Dünya genelinde, emekçi kadınlar kendilerine bir gün ayırdılar. 1911 yılında, Birleşik Devletler, İsviçre, Danimarka ve Avusturya 8 Mart’ı Kadınlar Günü seçti. Fransa, Hollanda, İsveç, Bohemya ve (önemli biçimde) Rusya’daki kadınlar da çok geçmeden kendilerini kutlamaya katılanlar listesine eklediler.

Dünya Kadınlar Günü’nü 8 Mart’ta kutlamak 1914’de dünya çapında bir uygulama olarak yerleşti. İçerisinde siyah giysiler giymiş, kırmızı bayrak sallayan bir kadının olduğu “Kadınlar Günü/8 Mart, 1914 – Kadınların Oy Hakkı ile İleri” sözcükleriyle süslenmiş ünlü bir sembolle bu gün kutlandı. Birinci Dünya Savaşı’na yol açan histeriye yenik düşen Almanya’da polis posterin halka açık yerlerde asılmasını ve dağıtılmasını yasakladı. Dördüncü Uluslararası Kadınlar Günü üç ay sonra patlak verecek olan emperyalist savaşa karşı kitlesel bir eyleme dönüştü.
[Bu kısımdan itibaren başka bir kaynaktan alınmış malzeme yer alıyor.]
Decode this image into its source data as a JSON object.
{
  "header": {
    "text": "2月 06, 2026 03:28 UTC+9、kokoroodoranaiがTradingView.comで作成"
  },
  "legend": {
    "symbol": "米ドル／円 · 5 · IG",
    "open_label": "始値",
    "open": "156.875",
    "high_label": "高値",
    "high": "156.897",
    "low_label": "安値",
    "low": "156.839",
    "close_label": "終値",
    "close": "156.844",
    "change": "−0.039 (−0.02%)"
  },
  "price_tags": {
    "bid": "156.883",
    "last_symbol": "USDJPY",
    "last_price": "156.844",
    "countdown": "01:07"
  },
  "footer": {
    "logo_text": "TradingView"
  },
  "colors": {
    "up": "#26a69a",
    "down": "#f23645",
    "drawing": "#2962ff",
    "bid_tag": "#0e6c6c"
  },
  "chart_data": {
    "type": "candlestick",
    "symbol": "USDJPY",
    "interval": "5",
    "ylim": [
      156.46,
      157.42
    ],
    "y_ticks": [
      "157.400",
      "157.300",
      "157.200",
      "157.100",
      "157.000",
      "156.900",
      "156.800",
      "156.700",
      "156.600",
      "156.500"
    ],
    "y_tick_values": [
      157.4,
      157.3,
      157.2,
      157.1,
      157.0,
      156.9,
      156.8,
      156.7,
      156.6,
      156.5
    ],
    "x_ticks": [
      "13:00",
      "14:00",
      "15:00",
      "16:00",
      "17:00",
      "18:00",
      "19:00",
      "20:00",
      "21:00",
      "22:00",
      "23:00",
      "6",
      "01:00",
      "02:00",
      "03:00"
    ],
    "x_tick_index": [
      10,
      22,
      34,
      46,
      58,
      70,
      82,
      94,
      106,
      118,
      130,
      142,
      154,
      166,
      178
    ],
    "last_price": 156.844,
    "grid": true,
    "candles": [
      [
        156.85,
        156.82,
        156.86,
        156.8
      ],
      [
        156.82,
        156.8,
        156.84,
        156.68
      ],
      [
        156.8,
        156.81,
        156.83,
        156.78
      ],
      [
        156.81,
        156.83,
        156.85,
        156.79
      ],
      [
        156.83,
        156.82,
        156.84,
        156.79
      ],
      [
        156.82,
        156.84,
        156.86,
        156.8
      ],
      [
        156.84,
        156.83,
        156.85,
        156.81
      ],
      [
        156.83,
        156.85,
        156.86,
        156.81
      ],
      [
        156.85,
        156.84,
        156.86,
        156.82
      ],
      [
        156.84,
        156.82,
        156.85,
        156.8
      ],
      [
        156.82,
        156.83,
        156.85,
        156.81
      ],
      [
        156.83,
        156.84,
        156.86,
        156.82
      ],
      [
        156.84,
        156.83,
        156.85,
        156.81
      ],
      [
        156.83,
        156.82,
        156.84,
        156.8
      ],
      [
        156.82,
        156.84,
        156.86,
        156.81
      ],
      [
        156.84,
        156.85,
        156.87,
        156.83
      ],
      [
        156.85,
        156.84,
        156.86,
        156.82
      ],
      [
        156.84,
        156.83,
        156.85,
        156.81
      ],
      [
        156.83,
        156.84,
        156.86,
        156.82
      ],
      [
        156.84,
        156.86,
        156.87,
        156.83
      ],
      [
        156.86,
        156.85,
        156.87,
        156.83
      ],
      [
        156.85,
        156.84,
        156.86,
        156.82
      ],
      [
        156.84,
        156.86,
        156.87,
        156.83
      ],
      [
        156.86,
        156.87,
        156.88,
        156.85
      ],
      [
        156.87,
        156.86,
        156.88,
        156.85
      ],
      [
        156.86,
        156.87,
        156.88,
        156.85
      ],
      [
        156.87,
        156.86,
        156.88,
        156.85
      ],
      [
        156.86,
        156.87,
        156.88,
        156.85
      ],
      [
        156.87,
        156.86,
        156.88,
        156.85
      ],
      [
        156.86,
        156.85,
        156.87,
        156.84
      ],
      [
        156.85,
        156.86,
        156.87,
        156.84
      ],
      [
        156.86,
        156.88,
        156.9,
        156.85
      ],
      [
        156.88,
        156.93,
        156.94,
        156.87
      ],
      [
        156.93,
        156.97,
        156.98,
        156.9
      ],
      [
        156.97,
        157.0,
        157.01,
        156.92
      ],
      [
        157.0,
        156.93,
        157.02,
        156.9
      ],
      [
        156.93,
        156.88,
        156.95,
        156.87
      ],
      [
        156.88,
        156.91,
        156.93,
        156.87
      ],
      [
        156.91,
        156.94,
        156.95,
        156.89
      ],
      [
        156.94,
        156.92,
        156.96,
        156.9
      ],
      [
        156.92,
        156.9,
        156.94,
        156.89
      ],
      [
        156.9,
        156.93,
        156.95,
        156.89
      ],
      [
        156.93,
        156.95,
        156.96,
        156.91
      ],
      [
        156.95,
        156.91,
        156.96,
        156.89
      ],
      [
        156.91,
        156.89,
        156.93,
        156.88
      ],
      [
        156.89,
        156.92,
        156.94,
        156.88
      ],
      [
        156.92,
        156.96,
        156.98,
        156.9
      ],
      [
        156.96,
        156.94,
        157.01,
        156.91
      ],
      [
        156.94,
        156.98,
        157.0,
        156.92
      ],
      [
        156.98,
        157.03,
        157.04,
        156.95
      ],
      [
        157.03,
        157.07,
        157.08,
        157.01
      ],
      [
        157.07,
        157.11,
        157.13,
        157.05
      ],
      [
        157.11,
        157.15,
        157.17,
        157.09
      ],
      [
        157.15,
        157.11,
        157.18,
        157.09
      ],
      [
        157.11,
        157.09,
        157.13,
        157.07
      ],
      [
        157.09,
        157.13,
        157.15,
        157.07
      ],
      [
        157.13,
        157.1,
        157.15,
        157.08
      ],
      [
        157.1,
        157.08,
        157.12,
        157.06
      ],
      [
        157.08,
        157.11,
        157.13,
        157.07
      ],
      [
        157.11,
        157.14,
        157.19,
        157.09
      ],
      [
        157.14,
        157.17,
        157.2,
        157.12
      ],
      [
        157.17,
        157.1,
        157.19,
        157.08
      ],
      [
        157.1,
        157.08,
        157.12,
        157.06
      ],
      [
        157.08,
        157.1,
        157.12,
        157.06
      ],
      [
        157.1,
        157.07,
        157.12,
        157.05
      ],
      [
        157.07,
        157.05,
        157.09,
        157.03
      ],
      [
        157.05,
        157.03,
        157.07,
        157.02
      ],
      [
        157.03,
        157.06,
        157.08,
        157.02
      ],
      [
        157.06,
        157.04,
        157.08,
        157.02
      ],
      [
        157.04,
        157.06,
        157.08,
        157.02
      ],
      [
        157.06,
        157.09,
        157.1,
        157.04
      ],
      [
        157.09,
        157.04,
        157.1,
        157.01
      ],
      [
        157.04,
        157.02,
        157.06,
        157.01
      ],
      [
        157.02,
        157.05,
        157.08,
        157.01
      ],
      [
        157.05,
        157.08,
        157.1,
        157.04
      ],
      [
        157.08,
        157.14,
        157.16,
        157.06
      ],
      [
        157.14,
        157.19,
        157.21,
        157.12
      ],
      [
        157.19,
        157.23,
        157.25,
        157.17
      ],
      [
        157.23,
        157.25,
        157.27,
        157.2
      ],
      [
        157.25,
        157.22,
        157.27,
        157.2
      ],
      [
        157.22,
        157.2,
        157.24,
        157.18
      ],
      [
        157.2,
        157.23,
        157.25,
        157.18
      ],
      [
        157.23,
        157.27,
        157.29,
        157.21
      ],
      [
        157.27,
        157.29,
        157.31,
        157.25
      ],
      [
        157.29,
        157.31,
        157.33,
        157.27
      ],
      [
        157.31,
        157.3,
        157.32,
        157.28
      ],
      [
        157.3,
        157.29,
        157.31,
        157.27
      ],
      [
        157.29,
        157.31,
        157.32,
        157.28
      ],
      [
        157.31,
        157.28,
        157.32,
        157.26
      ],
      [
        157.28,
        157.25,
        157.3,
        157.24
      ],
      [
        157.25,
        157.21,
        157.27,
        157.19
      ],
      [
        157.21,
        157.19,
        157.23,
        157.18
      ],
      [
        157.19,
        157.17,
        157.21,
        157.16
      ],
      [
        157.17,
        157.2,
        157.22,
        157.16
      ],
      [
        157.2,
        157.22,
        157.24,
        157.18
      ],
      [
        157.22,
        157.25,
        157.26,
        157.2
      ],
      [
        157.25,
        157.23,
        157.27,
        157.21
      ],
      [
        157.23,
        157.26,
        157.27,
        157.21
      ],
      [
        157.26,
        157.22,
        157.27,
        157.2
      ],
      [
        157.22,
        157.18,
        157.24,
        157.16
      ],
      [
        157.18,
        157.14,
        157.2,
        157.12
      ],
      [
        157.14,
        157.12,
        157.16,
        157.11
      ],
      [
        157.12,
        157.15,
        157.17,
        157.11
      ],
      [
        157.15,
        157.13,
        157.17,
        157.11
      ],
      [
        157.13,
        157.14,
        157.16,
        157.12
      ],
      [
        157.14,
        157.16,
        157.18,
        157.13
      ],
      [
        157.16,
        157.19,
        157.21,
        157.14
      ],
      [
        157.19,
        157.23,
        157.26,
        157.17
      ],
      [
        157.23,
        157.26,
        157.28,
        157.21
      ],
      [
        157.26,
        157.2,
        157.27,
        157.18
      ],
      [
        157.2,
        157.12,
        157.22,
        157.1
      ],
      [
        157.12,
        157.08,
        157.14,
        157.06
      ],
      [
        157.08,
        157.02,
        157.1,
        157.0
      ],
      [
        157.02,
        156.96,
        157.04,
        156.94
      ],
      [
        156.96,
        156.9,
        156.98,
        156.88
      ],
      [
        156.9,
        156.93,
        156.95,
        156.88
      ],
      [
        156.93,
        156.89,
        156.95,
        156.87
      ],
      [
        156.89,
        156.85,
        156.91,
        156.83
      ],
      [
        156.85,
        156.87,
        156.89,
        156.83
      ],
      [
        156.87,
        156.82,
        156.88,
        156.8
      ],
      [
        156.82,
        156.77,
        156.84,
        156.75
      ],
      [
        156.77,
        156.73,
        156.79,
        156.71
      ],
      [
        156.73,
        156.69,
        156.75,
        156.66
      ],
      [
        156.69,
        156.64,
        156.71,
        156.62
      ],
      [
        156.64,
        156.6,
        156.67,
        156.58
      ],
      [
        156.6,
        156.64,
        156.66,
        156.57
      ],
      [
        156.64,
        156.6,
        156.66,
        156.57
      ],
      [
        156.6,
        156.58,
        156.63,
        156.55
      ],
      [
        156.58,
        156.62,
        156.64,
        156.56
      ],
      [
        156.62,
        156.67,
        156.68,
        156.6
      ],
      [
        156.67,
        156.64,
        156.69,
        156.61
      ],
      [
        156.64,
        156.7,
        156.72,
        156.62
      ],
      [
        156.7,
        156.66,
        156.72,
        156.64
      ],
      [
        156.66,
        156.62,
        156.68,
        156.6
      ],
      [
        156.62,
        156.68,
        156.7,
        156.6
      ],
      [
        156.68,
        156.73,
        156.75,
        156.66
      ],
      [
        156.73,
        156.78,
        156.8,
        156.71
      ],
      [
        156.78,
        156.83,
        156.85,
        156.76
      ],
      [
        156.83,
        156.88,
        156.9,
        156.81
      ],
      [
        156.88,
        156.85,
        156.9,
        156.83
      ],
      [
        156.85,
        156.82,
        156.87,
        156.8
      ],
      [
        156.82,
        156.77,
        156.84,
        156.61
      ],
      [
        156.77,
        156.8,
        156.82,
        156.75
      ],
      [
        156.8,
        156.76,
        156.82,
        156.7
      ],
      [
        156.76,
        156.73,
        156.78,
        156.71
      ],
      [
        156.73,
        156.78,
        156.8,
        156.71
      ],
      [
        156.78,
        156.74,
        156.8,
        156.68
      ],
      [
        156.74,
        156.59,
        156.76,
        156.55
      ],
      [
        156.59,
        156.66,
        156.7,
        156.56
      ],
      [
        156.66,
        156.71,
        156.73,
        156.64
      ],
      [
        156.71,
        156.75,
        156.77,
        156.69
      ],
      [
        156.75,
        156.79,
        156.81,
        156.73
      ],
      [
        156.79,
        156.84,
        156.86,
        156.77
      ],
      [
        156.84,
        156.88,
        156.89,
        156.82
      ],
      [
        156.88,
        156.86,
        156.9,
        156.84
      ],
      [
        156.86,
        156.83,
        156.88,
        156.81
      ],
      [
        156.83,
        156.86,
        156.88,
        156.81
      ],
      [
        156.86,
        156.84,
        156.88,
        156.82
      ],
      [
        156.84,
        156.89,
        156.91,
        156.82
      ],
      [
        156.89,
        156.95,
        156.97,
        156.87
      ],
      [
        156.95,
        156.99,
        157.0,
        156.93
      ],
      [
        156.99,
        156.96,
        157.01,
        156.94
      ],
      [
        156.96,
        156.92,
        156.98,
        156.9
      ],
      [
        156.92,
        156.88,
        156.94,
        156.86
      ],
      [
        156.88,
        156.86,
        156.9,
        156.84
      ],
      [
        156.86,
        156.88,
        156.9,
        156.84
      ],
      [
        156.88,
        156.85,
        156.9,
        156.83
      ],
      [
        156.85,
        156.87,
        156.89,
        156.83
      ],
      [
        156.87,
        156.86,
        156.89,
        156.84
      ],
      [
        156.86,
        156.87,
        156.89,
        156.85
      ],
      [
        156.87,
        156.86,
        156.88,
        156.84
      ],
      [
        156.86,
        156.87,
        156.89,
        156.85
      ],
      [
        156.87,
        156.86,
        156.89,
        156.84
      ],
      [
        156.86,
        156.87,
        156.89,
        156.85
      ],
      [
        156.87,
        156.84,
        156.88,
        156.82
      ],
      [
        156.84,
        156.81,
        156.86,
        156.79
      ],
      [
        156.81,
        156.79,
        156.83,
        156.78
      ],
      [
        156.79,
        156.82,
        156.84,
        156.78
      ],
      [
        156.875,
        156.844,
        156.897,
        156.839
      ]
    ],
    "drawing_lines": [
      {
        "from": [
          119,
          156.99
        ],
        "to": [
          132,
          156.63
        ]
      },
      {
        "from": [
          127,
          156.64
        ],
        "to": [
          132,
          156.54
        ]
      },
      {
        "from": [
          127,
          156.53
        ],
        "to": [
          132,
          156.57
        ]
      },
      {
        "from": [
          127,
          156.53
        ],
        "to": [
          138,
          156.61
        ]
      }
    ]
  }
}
Üç yıl sonra, Şubat Devrimi Rusya’yı kıskıvrak yakaladığında (Rumi takvimde 23 Şubat, miladi takvimde 8 Mart’tır) 8 Mart yeni bir önem kazanacaktı. Rus işçi kadınlar ayaklanmada başrol oynadılar. Bolşevikler dahil olmak üzere her bir partinin karşı koymasına rağmen Dünya Kadınlar Günü gösterisini Petrograd’ın tüm işçi sınıfını heyecanlandıran ve Rus Devrimini’ne yol açan bir genel greve çevirdiler.

Savaş neye yol açtı

1914 yılının ağustos ayında çıkan savaş, Dünya Kadınlar Hareketi’nin gelişiminde yeni bir dönem başlattı.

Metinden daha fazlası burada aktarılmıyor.